11(※挿絵有)
つぃっと魔王が指を動かすと、魔族達は見えない何かによって一斉に宙吊りにされた。
何十人もの魔族が、首根っこを掴まれた様な格好でだらーんと吊る下がっている様子は、かなり不気味だ。
「少々、これ等を躾けて来る。」
そう言い残し、宙吊りにしたままの魔族達を引き連れて颯爽と部屋を出ていく魔王。大きく開け放たれていた扉が音も無く閉まった。
と思ったら、すぐに開き、魔王が足早に戻ってきた。
「これを……今のうちに渡しておく。うっかり壊してしまったら、用意した意味が無いからな。」
そう言いながら、やや照れくさそうに懐からソレを取り出す魔王。
「着けておけ。」
「これを、ですか?」
私はやや困惑しつつ、差し出された首輪を受け取った。そう首輪。革製の、く・び・わ、である。
「首輪とは、所有の印なのだろう?」
魔王は何だかとても得意げだ。
「……はい。」
笑いを噛殺し切れず、声が震えてしまった。
駄目だ、笑っちゃ駄目だ。本人は真面目なんだから。いや、真面目に言っているのが分かるからこそ……ぷくくっ!
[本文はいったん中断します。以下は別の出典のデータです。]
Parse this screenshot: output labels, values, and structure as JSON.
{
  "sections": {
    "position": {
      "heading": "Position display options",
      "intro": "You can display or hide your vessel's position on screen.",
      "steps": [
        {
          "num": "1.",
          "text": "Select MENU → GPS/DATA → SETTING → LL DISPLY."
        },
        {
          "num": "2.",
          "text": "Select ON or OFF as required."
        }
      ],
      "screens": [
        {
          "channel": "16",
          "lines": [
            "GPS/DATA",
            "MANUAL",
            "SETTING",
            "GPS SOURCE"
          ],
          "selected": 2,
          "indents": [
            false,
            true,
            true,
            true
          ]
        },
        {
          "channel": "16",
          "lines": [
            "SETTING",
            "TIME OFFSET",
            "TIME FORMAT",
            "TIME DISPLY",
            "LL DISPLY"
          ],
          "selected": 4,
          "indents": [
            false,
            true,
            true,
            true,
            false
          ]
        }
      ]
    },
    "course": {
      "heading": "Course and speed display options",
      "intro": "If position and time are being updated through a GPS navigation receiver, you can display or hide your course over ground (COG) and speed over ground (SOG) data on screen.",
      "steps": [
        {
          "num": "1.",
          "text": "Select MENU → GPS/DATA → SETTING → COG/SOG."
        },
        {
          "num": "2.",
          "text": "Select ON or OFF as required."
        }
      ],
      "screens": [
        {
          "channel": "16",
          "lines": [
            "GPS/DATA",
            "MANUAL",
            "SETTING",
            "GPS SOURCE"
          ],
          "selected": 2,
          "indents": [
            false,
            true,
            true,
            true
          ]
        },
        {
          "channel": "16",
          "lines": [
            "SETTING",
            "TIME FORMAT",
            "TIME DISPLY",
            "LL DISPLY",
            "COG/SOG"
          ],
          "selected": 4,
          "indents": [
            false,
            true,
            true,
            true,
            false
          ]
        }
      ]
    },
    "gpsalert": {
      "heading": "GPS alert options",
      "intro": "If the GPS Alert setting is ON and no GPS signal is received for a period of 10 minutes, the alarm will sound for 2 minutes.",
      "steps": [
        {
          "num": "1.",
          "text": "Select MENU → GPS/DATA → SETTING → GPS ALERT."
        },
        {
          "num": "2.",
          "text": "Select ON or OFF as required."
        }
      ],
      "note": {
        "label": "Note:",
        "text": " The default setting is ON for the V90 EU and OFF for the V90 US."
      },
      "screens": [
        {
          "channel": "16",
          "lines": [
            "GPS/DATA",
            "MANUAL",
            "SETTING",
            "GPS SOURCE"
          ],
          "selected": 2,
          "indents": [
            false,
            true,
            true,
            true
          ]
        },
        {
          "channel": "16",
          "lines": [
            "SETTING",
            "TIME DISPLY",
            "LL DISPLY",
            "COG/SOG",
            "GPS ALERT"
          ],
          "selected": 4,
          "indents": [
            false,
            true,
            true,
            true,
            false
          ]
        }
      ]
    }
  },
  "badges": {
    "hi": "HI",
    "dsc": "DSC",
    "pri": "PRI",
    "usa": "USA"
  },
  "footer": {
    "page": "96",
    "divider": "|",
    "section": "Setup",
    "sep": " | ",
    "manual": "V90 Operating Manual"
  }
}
何だその偏りすぎた知識! いや、ある意味魔王らしい贈り物ではあるけれども。
貰ったからには使うべきかと、震える手でどうにか首輪を着けて見せれば、
「良く似合っている。」
うんうんと満足げに頷き、嬉しそうに顔を緩ませる魔王。あぁ、もう、可愛いなぁこの人。
首輪が似合うって、それ、褒め言葉としては間違ってるけどね。まぁ良いや。私の為に、贈り物を選んでくれたって事が、純粋に喜しいから。
「ありがとうございます。」
そっと首元を撫でると、首輪に付いている小さな鈴がチリンと可愛らしく鳴った。
私の手の上に、すっと魔王の手が重ねられ、
「この命果てるまで、俺の心は、お前だけのものだ。」
指先を絡めながら、魔王が囁いた。
その甘い声色に、どきりと心臓が跳ねる。
「この首輪に誓って。」
……一瞬だけ、ツッコミを入れるべきか迷ったのは秘密だ。
向けられた真剣な目と視線を合わせたまま、私は小さく頷いた。
ゆっくりと、二人の距離が近づき……――
――暗転。
多分、ハッピーエンド。
これにて妄想終了いたします。
ざっくりとした人間が、ふわっとした世界観で、さらっと書いた話なので、
色々ともの足りない感じの出来になっていると思いますが、
ありすぎて「そんなには要らないなぁ」となるよりは、「何か足りないなぁ」くらいの方が良い……と言い訳してみたり。
何にせよ、少しでも楽しんでいただけたなら幸いです。
読んでいただき、ありがとうございました。